A General Strategy for Label-Free Sensitive DNA Detection Based on Quantum Dot Doping

Development of rapid, sensitive, and cost-effective DNA detection is of great significance to meet the growing demand of disease diagnostics. Herein, we report a new general strategy for label-free sensitive in-solution DNA detection using quantum dot (QD) doping-induced photoluminescence as a fluorogenic reporter system. The dopant mercury (Hg(II)) ions are initially sequestered in the hairpin-structured probe through T-Hg2+-T mismatch formation.
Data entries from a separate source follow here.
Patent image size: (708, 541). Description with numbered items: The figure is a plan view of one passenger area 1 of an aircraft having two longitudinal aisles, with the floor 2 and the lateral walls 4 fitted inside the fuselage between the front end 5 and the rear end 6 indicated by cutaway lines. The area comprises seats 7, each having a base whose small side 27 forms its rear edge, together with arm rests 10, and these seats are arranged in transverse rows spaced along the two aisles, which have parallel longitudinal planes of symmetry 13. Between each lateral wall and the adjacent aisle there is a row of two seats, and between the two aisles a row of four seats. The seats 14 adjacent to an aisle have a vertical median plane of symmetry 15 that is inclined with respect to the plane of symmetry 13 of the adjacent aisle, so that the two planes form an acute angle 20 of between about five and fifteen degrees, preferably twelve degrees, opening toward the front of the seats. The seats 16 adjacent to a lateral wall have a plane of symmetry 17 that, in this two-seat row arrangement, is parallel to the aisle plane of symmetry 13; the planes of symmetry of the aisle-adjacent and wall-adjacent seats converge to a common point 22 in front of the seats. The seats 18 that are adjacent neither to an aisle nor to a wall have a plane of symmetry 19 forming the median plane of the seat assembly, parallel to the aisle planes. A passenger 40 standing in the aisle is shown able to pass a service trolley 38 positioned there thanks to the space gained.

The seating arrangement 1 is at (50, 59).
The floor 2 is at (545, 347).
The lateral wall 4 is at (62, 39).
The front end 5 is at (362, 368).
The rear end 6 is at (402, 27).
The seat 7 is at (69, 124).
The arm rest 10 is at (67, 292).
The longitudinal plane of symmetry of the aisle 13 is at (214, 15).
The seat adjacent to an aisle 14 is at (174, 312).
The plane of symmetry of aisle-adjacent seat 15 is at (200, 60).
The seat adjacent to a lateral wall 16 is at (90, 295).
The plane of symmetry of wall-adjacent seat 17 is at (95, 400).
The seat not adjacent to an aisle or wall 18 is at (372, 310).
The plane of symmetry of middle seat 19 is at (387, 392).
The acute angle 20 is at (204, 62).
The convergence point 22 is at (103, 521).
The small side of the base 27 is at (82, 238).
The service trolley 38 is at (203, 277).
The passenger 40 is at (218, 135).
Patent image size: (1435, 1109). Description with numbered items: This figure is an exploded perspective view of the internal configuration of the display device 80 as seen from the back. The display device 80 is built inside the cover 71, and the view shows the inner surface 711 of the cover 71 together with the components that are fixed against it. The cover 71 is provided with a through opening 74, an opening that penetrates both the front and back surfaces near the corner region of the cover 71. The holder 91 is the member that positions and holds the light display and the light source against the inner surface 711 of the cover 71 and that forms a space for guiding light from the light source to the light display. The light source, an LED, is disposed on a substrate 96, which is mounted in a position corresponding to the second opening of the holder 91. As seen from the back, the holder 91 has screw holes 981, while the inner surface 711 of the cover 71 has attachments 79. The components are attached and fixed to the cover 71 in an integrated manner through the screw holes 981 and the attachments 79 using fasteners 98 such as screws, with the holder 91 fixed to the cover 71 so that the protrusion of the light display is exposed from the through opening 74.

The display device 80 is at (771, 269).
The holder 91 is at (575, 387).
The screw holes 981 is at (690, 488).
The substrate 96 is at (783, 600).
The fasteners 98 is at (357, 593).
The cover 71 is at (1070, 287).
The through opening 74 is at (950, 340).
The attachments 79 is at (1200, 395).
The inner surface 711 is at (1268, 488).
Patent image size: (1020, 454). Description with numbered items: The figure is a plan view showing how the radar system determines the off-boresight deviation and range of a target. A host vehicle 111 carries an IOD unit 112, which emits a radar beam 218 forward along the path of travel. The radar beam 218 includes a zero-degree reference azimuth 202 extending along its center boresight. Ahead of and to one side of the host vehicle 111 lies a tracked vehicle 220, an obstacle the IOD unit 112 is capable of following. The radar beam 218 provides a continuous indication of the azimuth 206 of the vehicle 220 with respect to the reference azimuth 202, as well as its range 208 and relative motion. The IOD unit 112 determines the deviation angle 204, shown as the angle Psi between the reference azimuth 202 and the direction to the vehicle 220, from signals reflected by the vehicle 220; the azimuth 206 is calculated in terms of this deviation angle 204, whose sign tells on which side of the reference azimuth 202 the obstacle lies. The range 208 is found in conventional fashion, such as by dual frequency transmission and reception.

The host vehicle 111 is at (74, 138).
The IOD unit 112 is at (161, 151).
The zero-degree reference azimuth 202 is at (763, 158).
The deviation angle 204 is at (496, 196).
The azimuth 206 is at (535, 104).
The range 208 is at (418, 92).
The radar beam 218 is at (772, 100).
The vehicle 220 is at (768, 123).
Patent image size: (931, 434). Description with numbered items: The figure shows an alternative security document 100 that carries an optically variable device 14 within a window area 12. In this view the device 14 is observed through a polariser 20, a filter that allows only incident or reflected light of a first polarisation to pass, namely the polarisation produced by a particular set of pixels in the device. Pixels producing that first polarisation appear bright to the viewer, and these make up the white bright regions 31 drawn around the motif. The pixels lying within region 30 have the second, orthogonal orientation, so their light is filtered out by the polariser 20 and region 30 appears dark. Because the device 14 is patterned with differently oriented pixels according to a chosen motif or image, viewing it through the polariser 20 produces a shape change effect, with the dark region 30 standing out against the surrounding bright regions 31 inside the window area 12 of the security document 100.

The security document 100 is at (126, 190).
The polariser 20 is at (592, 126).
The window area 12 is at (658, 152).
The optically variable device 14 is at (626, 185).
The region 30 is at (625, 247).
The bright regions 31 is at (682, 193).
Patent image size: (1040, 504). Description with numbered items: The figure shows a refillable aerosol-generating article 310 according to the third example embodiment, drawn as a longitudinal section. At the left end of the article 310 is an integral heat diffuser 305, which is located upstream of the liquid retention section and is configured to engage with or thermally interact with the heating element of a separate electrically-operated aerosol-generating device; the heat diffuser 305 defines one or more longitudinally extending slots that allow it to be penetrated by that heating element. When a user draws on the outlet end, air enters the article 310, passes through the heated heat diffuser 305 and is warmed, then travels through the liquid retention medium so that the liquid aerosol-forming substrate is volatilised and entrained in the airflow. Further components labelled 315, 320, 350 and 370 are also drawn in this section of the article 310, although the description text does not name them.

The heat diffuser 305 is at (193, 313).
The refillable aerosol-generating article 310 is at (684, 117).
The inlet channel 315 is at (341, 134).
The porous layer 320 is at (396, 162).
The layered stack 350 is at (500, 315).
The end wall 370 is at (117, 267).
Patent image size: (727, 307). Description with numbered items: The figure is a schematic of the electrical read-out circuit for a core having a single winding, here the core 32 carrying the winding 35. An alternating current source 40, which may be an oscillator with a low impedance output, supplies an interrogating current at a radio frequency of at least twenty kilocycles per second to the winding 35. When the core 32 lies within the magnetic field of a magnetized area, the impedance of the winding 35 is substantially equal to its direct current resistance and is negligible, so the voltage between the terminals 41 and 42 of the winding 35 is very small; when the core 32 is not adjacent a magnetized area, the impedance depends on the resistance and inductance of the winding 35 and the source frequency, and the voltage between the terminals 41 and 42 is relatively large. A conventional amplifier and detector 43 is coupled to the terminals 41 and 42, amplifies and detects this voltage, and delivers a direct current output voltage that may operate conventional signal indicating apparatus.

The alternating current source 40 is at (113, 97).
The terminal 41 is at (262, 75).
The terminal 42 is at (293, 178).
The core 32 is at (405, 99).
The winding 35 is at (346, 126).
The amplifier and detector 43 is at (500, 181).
Upon hybridization with the DNA target, the hairpin is disrupted and Hg2+ ions are released and incorporated into ZnSe QDs, leading to a dopant-specific emission peak at 560 nm for DNA detection. Unlike the other methods, this method does not require any chemical modification of the DNA probe. It could provide high signal-to-noise ratio, robust single-base mismatch discrimination capability, and 3 orders of magnitude lower limit of detection (LOD) than the traditional molecular beacon (MB)-based fluorescence spectroscopy without any type of amplification. The method could be used for the detection of a variety of clinical significant DNA targets containing single mutations. To the best of our knowledge, this is the first study on applying chemical transformation of inorganic nanostructures to sensitive DNA detection.